Fully exploiting this interdisciplinary attitude and the creative potential it provides
requires strong efforts. For one, we need to counteract the centrifugal forces that
are driving behavioral cognitive psychology and the cognitive neurosciences apart.
Among other things, this means that we need to succeed in keeping or creating interesting
scientific conferences or other types of meetings that are attractive for and thus
visited by both behavioral and neuroscientific researchers. It also means that more
interdisciplinary study programs and graduate schools will need to be launched, including
programs that integrate psychological subdisciplines. But we also need to reconsider
the reward systems handled by universities and funding agencies to see whether more
could be done to facilitate collaboration and flexible networking.
Games Without Frontiers
To conclude, the recent developments in and around our field have the potential to
bring us much closer to a well-integrated science of human cognition. Fulfilling this
potential, so we have argued, will be much easier if we are strongly expanding or
even doing away with at least four types of frontiers:
Methodological frontiers, by including neuroscientific techniques and machinery in
our experimental toolbox – not to trade our functional theories for neuroanatomical
or neurophysiological hypotheses but to have more instruments at our disposal to test
them.
Paradigmatic frontiers, by tracing interesting cognitive mechanisms across various
experimental paradigms and by making models focusing on these mechanisms but not on
the paradigms assessing them.
Disciplinary frontiers, by getting in closer touch to neighboring psychological subdisciplines
and other disciplines, so to make productive use of our unique position as an interface
between the humanities and the natural sciences.
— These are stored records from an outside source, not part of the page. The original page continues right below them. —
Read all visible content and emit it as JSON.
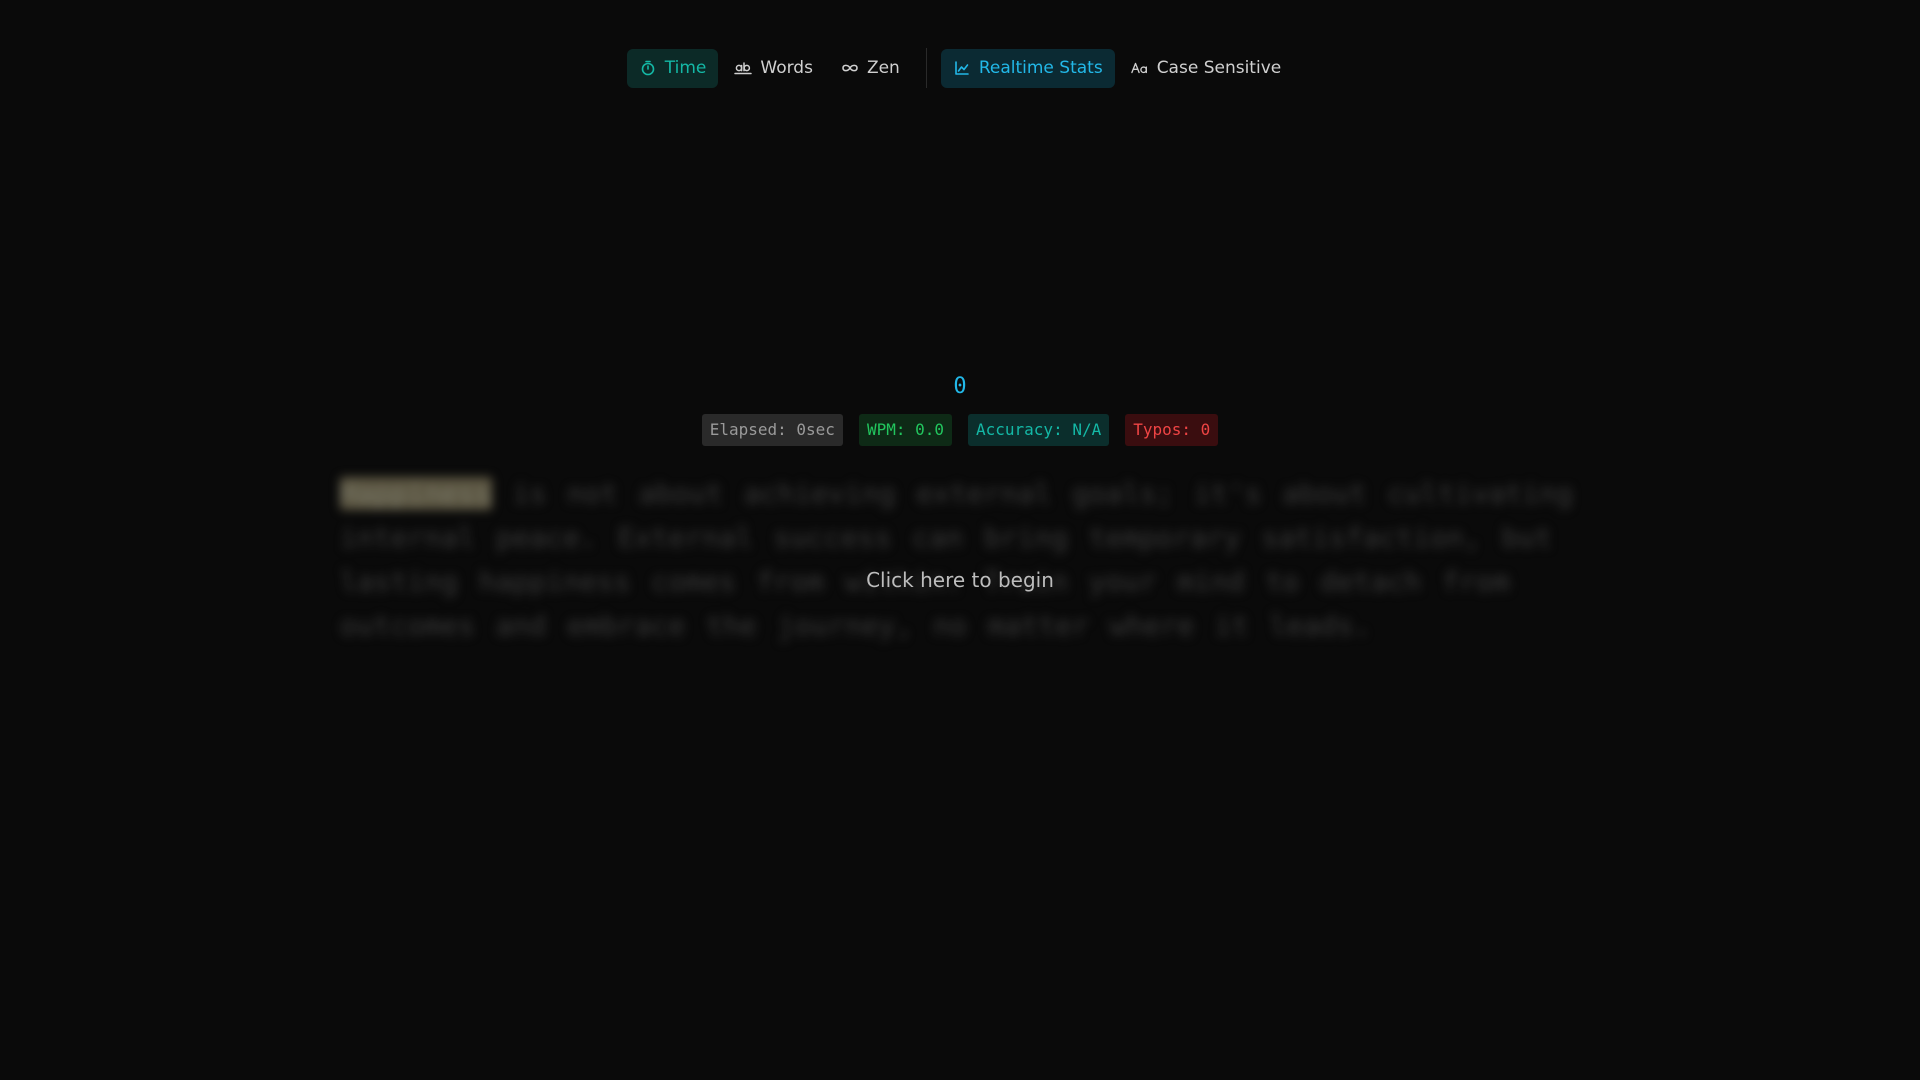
{
  "toolbar": {
    "modes": [
      {
        "label": "Time",
        "icon": "stopwatch-icon"
      },
      {
        "label": "Words",
        "icon": "ab-icon"
      },
      {
        "label": "Zen",
        "icon": "infinity-icon"
      }
    ],
    "options": [
      {
        "label": "Realtime Stats",
        "icon": "chart-icon"
      },
      {
        "label": "Case Sensitive",
        "icon": "case-icon"
      }
    ]
  },
  "timer": {
    "value": "0"
  },
  "stats": {
    "elapsed": "Elapsed: 0sec",
    "wpm": "WPM: 0.0",
    "accuracy": "Accuracy: N/A",
    "typos": "Typos: 0"
  },
  "passage": {
    "first_word": "Happiness",
    "rest": " is not about achieving external goals; it's about cultivating internal peace. External success can bring temporary satisfaction, but lasting happiness comes from within. Train your mind to detach from outcomes and embrace the journey, no matter where it leads."
  },
  "prompt": {
    "begin": "Click here to begin"
  },
  "colors": {
    "background": "#0a0a0a",
    "teal": "#14b8a6",
    "cyan": "#22b8e8",
    "green": "#22c55e",
    "red": "#ef4444"
  }
}
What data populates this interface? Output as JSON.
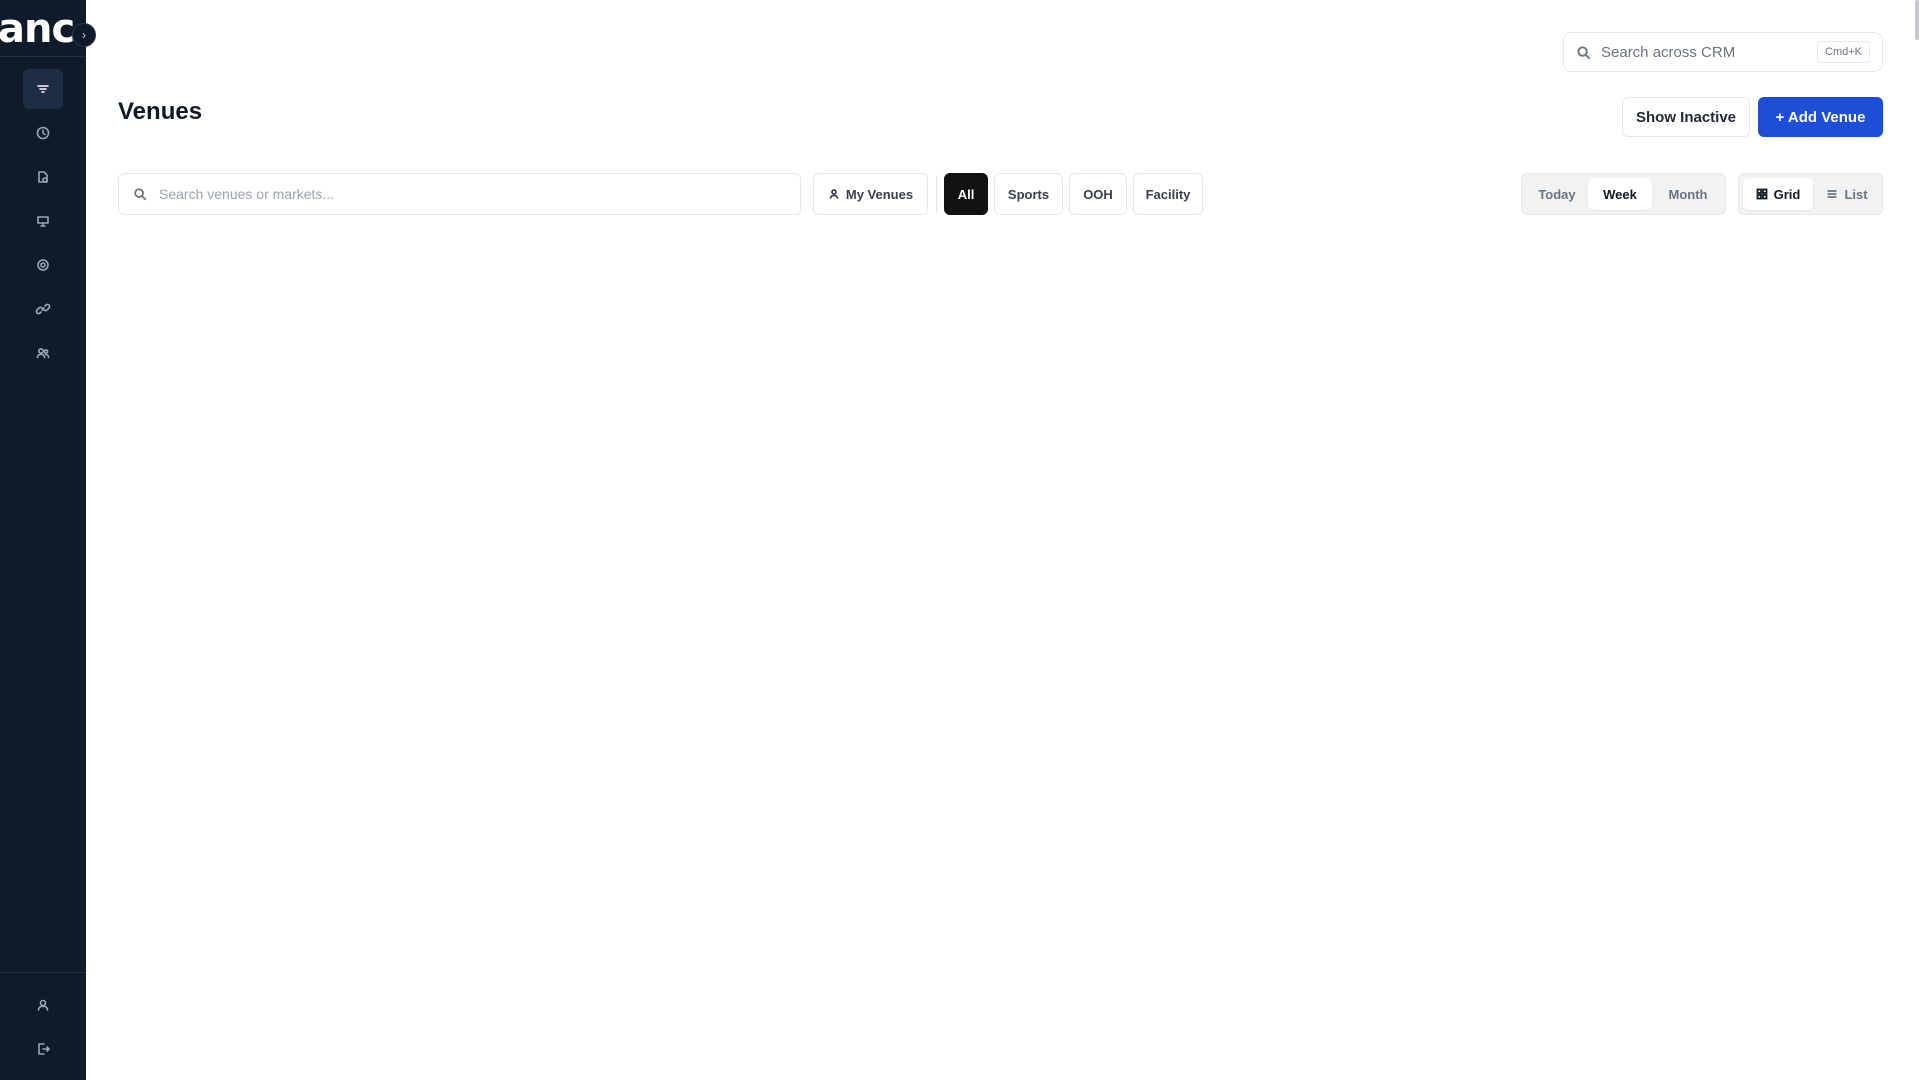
{
  "sidebar": {
    "logo_text": "anc",
    "collapse_glyph": "›",
    "nav_items": [
      {
        "icon": "filter-icon",
        "active": true
      },
      {
        "icon": "clock-icon",
        "active": false
      },
      {
        "icon": "documents-icon",
        "active": false
      },
      {
        "icon": "monitor-icon",
        "active": false
      },
      {
        "icon": "gear-icon",
        "active": false
      },
      {
        "icon": "link-icon",
        "active": false
      },
      {
        "icon": "users-icon",
        "active": false
      }
    ],
    "bottom_items": [
      {
        "icon": "user-icon"
      },
      {
        "icon": "logout-icon"
      }
    ]
  },
  "global_search": {
    "placeholder": "Search across CRM",
    "shortcut": "Cmd+K"
  },
  "page": {
    "title": "Venues"
  },
  "header_actions": {
    "show_inactive_label": "Show Inactive",
    "add_venue_label": "+ Add Venue"
  },
  "filters": {
    "search_placeholder": "Search venues or markets...",
    "my_venues_label": "My Venues",
    "categories": [
      "All",
      "Sports",
      "OOH",
      "Facility"
    ],
    "active_category": "All"
  },
  "time_range": {
    "options": [
      "Today",
      "Week",
      "Month"
    ],
    "selected": "Week"
  },
  "view_mode": {
    "options": [
      "Grid",
      "List"
    ],
    "selected": "Grid"
  },
  "colors": {
    "sidebar_bg": "#0f1b2a",
    "accent": "#1d4ed8",
    "active_chip": "#111111"
  }
}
Personal frontiers, by engaging more in social networking and creating flexible, quickly
changing research groups that cover a broad range of expertise and theoretical background.
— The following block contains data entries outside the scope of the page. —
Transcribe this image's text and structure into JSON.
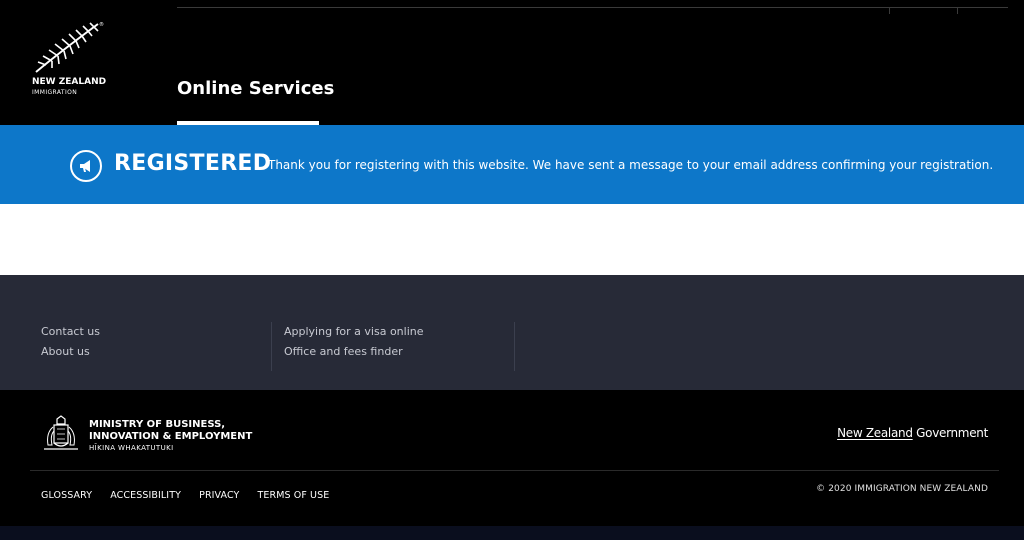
{
  "header": {
    "logo": {
      "line1": "NEW ZEALAND",
      "line2": "IMMIGRATION",
      "registered_mark": "®",
      "icon": "silver-fern-icon"
    },
    "nav_tab": "Online Services"
  },
  "banner": {
    "icon": "megaphone-icon",
    "title": "REGISTERED",
    "message": "Thank you for registering with this website. We have sent a message to your email address confirming your registration.",
    "color": "#0d77c9"
  },
  "footer_links": {
    "column1": [
      "Contact us",
      "About us"
    ],
    "column2": [
      "Applying for a visa online",
      "Office and fees finder"
    ]
  },
  "footer": {
    "mbie": {
      "line1": "MINISTRY OF BUSINESS,",
      "line2": "INNOVATION & EMPLOYMENT",
      "line3": "HĪKINA WHAKATUTUKI",
      "icon": "coat-of-arms-icon"
    },
    "nzgov_part1": "New Zealand",
    "nzgov_part2": " Government",
    "legal_links": [
      "GLOSSARY",
      "ACCESSIBILITY",
      "PRIVACY",
      "TERMS OF USE"
    ],
    "copyright": "© 2020 IMMIGRATION NEW ZEALAND"
  }
}
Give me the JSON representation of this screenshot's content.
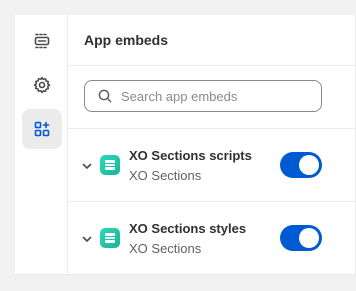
{
  "rail": {
    "items": [
      {
        "name": "sections",
        "icon": "sections-icon",
        "active": false
      },
      {
        "name": "theme-settings",
        "icon": "gear-icon",
        "active": false
      },
      {
        "name": "app-embeds",
        "icon": "app-embeds-icon",
        "active": true
      }
    ]
  },
  "panel": {
    "title": "App embeds",
    "search_placeholder": "Search app embeds",
    "search_value": ""
  },
  "embeds": [
    {
      "name": "XO Sections scripts",
      "app": "XO Sections",
      "enabled": true
    },
    {
      "name": "XO Sections styles",
      "app": "XO Sections",
      "enabled": true
    }
  ],
  "colors": {
    "accent": "#005bd3",
    "app_icon": "#2fd8b8",
    "rail_active": "#ebebeb"
  }
}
Sure enough, tackling these challenges requires activities that go way beyond the
mission of a scientific journal, even if Frontiers’ interactive editorial style does
provide new opportunities in this context. Nevertheless, we will do what we can in
order to facilitate these processes, be it in the form of the editorial policy, which
will emphasize innovation and courage, interdisciplinarity and theoretical breadth,
or in the form of special issues that, in terms of topic or style, will help to turn
our science from Newell's (1973) game of 20 questions with nature that we can't win
into a cumulative science that provides us with an increasingly comprehensive understanding
of human cognition and action.
Conflict of Interest Statement
The authors declare that the research was conducted in the absence of any commercial
or financial relationships that could be construed as a potential conflict of interest.